Nazımiye kırsalında bulunan timin getirilmesi de kolay olmadı. Helikopterle üç kez havalanıldı ama o koşullarda inilemeyeceği anlaşıldı. Yol olmadığı için timler kurtarmaya yürüyerek gitti. Patlayıcılara karşı dedektör taraması da zaman aldı. Tüm olumsuz hava koşullarına rağmen jandarma, sıkıntı yaşayan time ulaştı. Tunceli’de yaptığı yatırımlarla, sosyal tesislerle, halkla ilişkileriyle de adını duyuran Vali Tuncay Sonel, askerin kış koşullarına göre teçhizatlı olduğunu belirtti ve SÖZCÜ’ye şunları söyledi:

“Devletimiz mevsimine göre en güzel, en sağlam, dayanıklı termal kıyafetler vermişti. Olay günü tipi vardı. Hava sıfırın altında 9-10 dereceydi. Yerde 30 santimetre kar vardı. Tunceli’yi bir huzur şehri yapıyoruz. Bu operasyonlarla teröristlere nefes aldırmıyoruz. Cumhurbaşkanımız, İçişleri, Milli Savunma bakanlarımızın ve milletimizin desteğiyle, son bir terörist kalmayıncaya kadar mücadelemiz devam edecek... Tunceli yöresinde 600 terörist varken, bu sayıyı 80’e kadar indirdik. Bazı örgütler tamamen bitirildi. Kalanlara da nefes aldırmıyoruz.”
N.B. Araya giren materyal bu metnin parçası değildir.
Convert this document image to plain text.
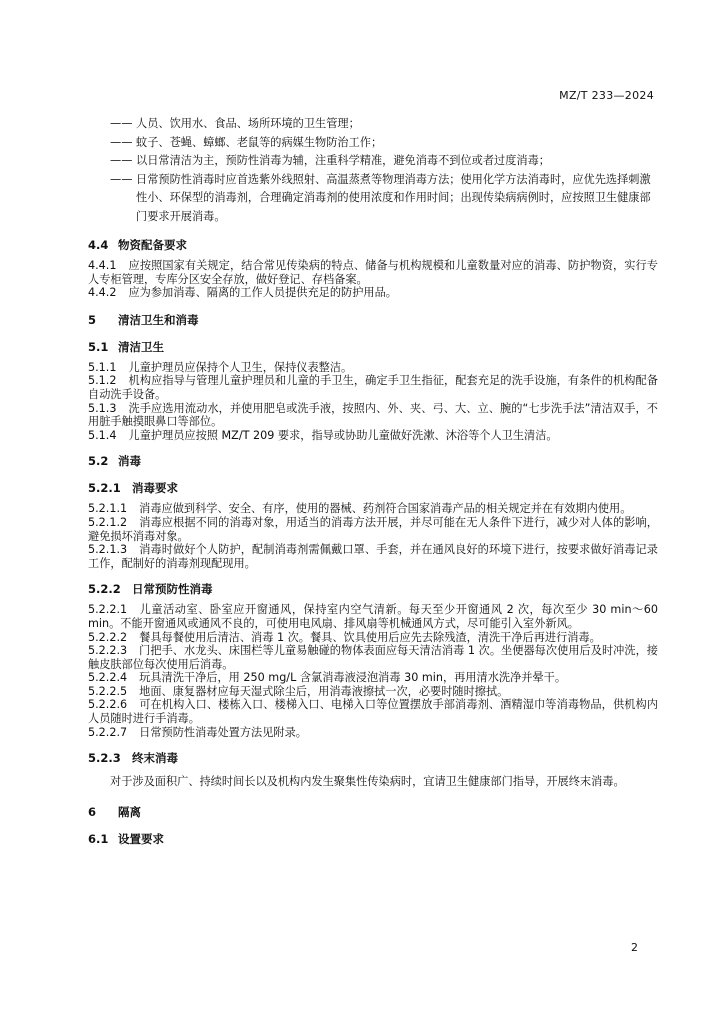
MZ/T 233—2024
—— 人员、饮用水、食品、场所环境的卫生管理；
—— 蚊子、苍蝇、蟑螂、老鼠等的病媒生物防治工作；
—— 以日常清洁为主，预防性消毒为辅，注重科学精准，避免消毒不到位或者过度消毒；
—— 日常预防性消毒时应首选紫外线照射、高温蒸煮等物理消毒方法；使用化学方法消毒时，应优先选择刺激性小、环保型的消毒剂，合理确定消毒剂的使用浓度和作用时间；出现传染病病例时，应按照卫生健康部门要求开展消毒。
4.4 物资配备要求
4.4.1 应按照国家有关规定，结合常见传染病的特点、储备与机构规模和儿童数量对应的消毒、防护物资，实行专人专柜管理，专库分区安全存放，做好登记、存档备案。
4.4.2 应为参加消毒、隔离的工作人员提供充足的防护用品。
5 清洁卫生和消毒
5.1 清洁卫生
5.1.1 儿童护理员应保持个人卫生，保持仪表整洁。
5.1.2 机构应指导与管理儿童护理员和儿童的手卫生，确定手卫生指征，配套充足的洗手设施，有条件的机构配备自动洗手设备。
5.1.3 洗手应选用流动水，并使用肥皂或洗手液，按照内、外、夹、弓、大、立、腕的“七步洗手法”清洁双手，不用脏手触摸眼鼻口等部位。
5.1.4 儿童护理员应按照 MZ/T 209 要求，指导或协助儿童做好洗漱、沐浴等个人卫生清洁。
5.2 消毒
5.2.1 消毒要求
5.2.1.1 消毒应做到科学、安全、有序，使用的器械、药剂符合国家消毒产品的相关规定并在有效期内使用。
5.2.1.2 消毒应根据不同的消毒对象，用适当的消毒方法开展，并尽可能在无人条件下进行，减少对人体的影响，避免损坏消毒对象。
5.2.1.3 消毒时做好个人防护，配制消毒剂需佩戴口罩、手套，并在通风良好的环境下进行，按要求做好消毒记录工作，配制好的消毒剂现配现用。
5.2.2 日常预防性消毒
5.2.2.1 儿童活动室、卧室应开窗通风，保持室内空气清新。每天至少开窗通风 2 次，每次至少 30 min～60 min。不能开窗通风或通风不良的，可使用电风扇、排风扇等机械通风方式，尽可能引入室外新风。
5.2.2.2 餐具每餐使用后清洁、消毒 1 次。餐具、饮具使用后应先去除残渣，清洗干净后再进行消毒。
5.2.2.3 门把手、水龙头、床围栏等儿童易触碰的物体表面应每天清洁消毒 1 次。坐便器每次使用后及时冲洗，接触皮肤部位每次使用后消毒。
5.2.2.4 玩具清洗干净后，用 250 mg/L 含氯消毒液浸泡消毒 30 min，再用清水洗净并晕干。
5.2.2.5 地面、康复器材应每天湿式除尘后，用消毒液擦拭一次，必要时随时擦拭。
5.2.2.6 可在机构入口、楼栋入口、楼梯入口、电梯入口等位置摆放手部消毒剂、酒精湿巾等消毒物品，供机构内人员随时进行手消毒。
5.2.2.7 日常预防性消毒处置方法见附录。
5.2.3 终末消毒
对于涉及面积广、持续时间长以及机构内发生聚集性传染病时，宜请卫生健康部门指导，开展终末消毒。
6 隔离
6.1 设置要求
2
Askerimizin mevcut kıyafeti içinde donma olasılığı az. Ayrıca soğuk havalarda kullanmaları için vücut ısıtıcısı verilir. Verilip verilmediği de soruşturma sonucu ortaya çıkacak. Eğer verilmeden gönderildilerse bu bir ihmaldir.

BÖYLE Mİ VERİLİR?

Bu yılın ekim ayı ortalarına kadar 195 askerimiz, polisimiz, güvenlik korucumuz şehit edildi. Biliriz ki şehit haberlerinin aileye verilmesinde öteden beri çok özenli davranılır. Şehit askerse, bir subay, bir astsubay, doktor, hemşire eve gider,  acı haberi verir. Bir ambulans da hazır bekletilir.

Mersin’de iki askerimizin şehit edildiği haberini, ailesi mezarlıklar müdürlüğündeki bir görevlinin telefonuyla öğrendiğini CHP Mersin Milletvekili Ali Mahir Başarır gündeme getirmişti. Bu olayı bizzat şehit babası anlatmıştı. Sonra, askeri yetkililer gelip, telefon eden mezarlık müdürlüğü personelinin görevden alındığını, bir hata yapıldığını söylemişler. Oldu ya...

Jandarma Genel Komutanlığı’nda bu hatalar önceden yapılmazken, şimdi ne oldu Arif Çetin Paşam?